656′da Hz. Osman’ın katillerinin bulunması için bir araya gelen, Hz. Aişe, Hz. Talha ve Hz. Zübeyr, Hz. Ali’nin elçisi Ka’ka’dan Hz. Osman’ın katillerinin halife tarafından bulunmasını istediler. Görüşmeler sonucu meseleyi sulh yoluyla halletmeye karar verdiler. Bu arada Müslümanların birlik olması asilerin huzurunu kaçırıyordu, iki taraf birleşirse kendilerini yok edebilirlerdi. Abdullah b. Sebe ve yandaşları sulha mani olmaya karar verdiler. Ertesi gün güneş doğmadan görevlendirilen kişiler aracılığıyla kargaşa oluşturup “Ehl-i Kûfe baskın yaptı,” “Ehl-i Basra baskın yaptı” şayiasını yaydılar. Sonunda Abdullah b. Sebe ve yandaşları istediklerine kavuştular. Binlerce Müslüman’ın kanı aktı. Hz. Talha, Hz. Zübeyr gibi Aşere-i Mübeşşereden olan sahabeler şehit edildi. Bu savaşta Hz. Aişe devenin üzerinde bulundu. Bediüzzaman Cemel savaşını, adalet-i mahza ile adalet-i izafiyenin savaşı olarak analiz eder. Hz. Ali, önceki halifeler dönemindeki gibi adalet-i mahzayı esas aldı Hz. Aişe, Hz. Talha ve Hz. Zübeyr’de adalet-i mahzanın tatbiki müşkül olduğuna inanarak adalet-i izafiye yönünde içtihad yapmışlardı. Her iki tarafta Allah için içtihad etmişlerdi Bundan dolayı hem katil, hem maktul ehl-i cennet olmuşlardı. Hz. Ali içtihadında haklı olduğu halde, her iki tarafta içtihad neticesi savaştığı için, “içtihad eden hakkı bulsa iki sevap var; bulmazsa bir nevi ibadet olan içtihad sevabı, olarak bir sevap alır, hatasından mazurdur.”
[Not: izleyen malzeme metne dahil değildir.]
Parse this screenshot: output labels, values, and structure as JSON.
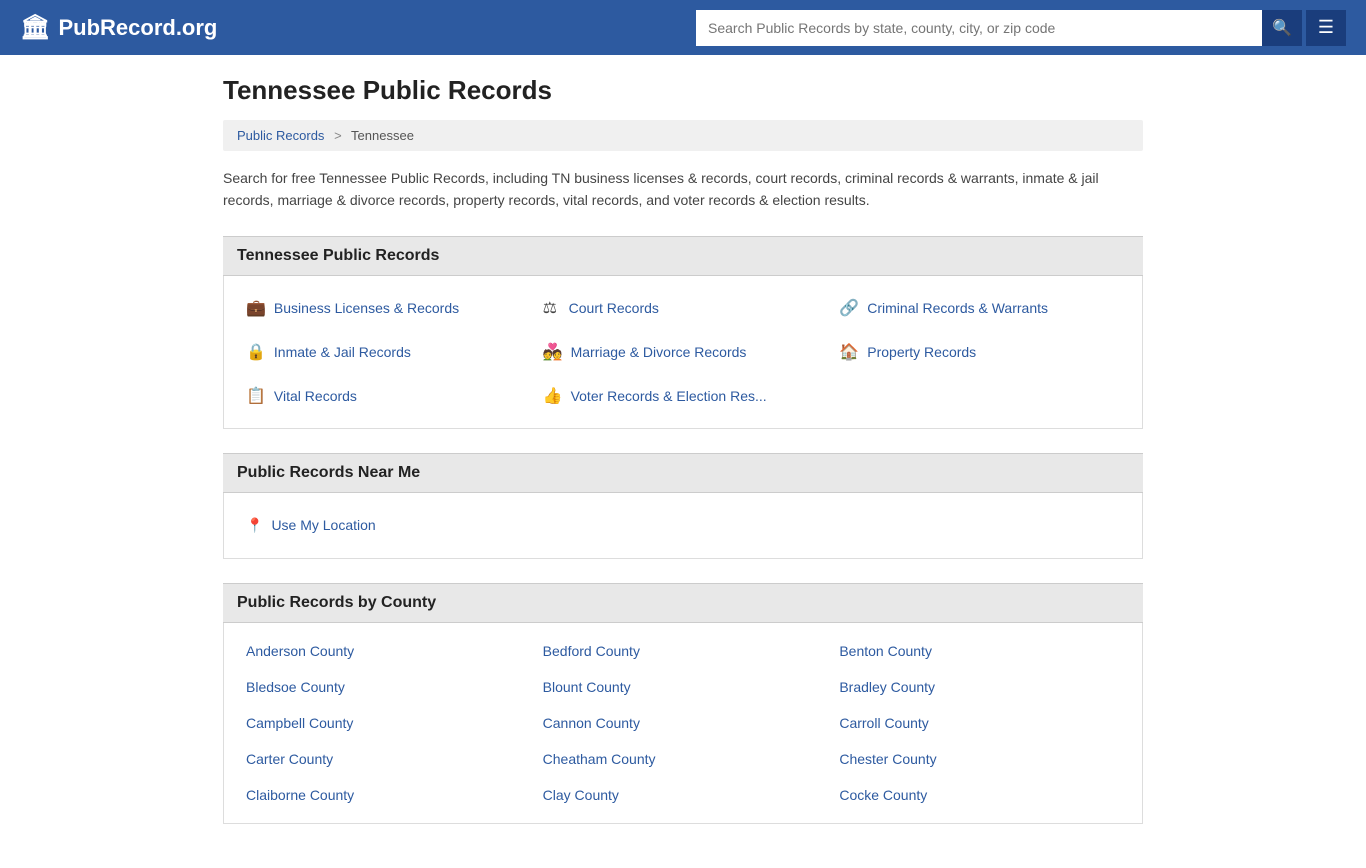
{
  "header": {
    "logo_icon": "🏛",
    "logo_text": "PubRecord.org",
    "search_placeholder": "Search Public Records by state, county, city, or zip code",
    "search_icon": "🔍",
    "menu_icon": "☰"
  },
  "page": {
    "title": "Tennessee Public Records",
    "breadcrumb": {
      "home_label": "Public Records",
      "separator": ">",
      "current": "Tennessee"
    },
    "description": "Search for free Tennessee Public Records, including TN business licenses & records, court records, criminal records & warrants, inmate & jail records, marriage & divorce records, property records, vital records, and voter records & election results."
  },
  "records_section": {
    "heading": "Tennessee Public Records",
    "items": [
      {
        "icon": "💼",
        "label": "Business Licenses & Records"
      },
      {
        "icon": "⚖",
        "label": "Court Records"
      },
      {
        "icon": "🔗",
        "label": "Criminal Records & Warrants"
      },
      {
        "icon": "🔒",
        "label": "Inmate & Jail Records"
      },
      {
        "icon": "💑",
        "label": "Marriage & Divorce Records"
      },
      {
        "icon": "🏠",
        "label": "Property Records"
      },
      {
        "icon": "📋",
        "label": "Vital Records"
      },
      {
        "icon": "👍",
        "label": "Voter Records & Election Res..."
      }
    ]
  },
  "near_me_section": {
    "heading": "Public Records Near Me",
    "item_icon": "📍",
    "item_label": "Use My Location"
  },
  "counties_section": {
    "heading": "Public Records by County",
    "counties": [
      "Anderson County",
      "Bedford County",
      "Benton County",
      "Bledsoe County",
      "Blount County",
      "Bradley County",
      "Campbell County",
      "Cannon County",
      "Carroll County",
      "Carter County",
      "Cheatham County",
      "Chester County",
      "Claiborne County",
      "Clay County",
      "Cocke County"
    ]
  }
}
Bediüzzaman bu savaşın genel niteliğini hilafet ve saltanatın savaşı olarak görür. Hz. Ali, “ahkam-ı dini ve hakaik-i İslamiyeyi ve ahireti esas tutup, saltanatın bir kısım kanunlarını ve siyasetin merhametsiz mukteziyatlarını onlara feda ediyordu. Hz. Muaviye ve taraftarları ise, hayat-ı içtimaiye-i İslamiyeyi saltanat siyasetleriyle takviye etmek için, azameti bırakıp ruhsatı iltizam ettiler. Siyaset âleminde kendilerini mecbur zannedip, ruhsatı tercih ettiler, hataya düştüler” Hz Muaviye’nin bu hatası alem-i İslamiyenin Hilafetten ayrılmasına ve uzun süre devam edecek olan saltanat devrinin başlamasına zemin hazırlayacaktır.
Hz. Hasan ve Hz. Hüseyin’in Emevilerle mücadelesini tahlil ederken, din ve milliyet savaşı olarak belirtir. Çünkü Hz. Hasan ve Hüseyin Âl-i Beyt’i nurani silsilesinin başlangıcı olarak Hilafet-i İslamiyeyi temsil ederlerken, Emeviler Arap milliyetçiliğini temsil ediyorlardı.. Meselâ, Ehl-i sünnet ve Cemaat adı altında Vahhâbîlik ve Haricilik fikri girdiği için, bazıları Hz. Ali’yi tenkit etmişler. Bu da Ehl-i sünnetin hesabına yazılmış. Bundan dolayı Aleviler Ehl-i sünnete karşı soğumaya başlamışlar.
Bütün bu karmaşalar içinde Hz. Ali’yi ilmi kişiliği ile ne kadar tanıyabildik, Ehl-i Beyt’i sevmenin hakkını verebildik mi? Biraz düşünülmesi gerekir…Ebu Hanife’nin bunu fazlasıyla başardığı görülüyor..Bugün Hz. Ali ile diğer sahabeler arasında çıkan anlaşmazlıkların sebeblerine tam vakıf olma imkanı yokken bunu değiştirme tersine cevirme ihtimali bulunmadan taraf olmanın, geçmiş bir olay için dinde ayrıcalık yapmanın kime ne faydası olabilir?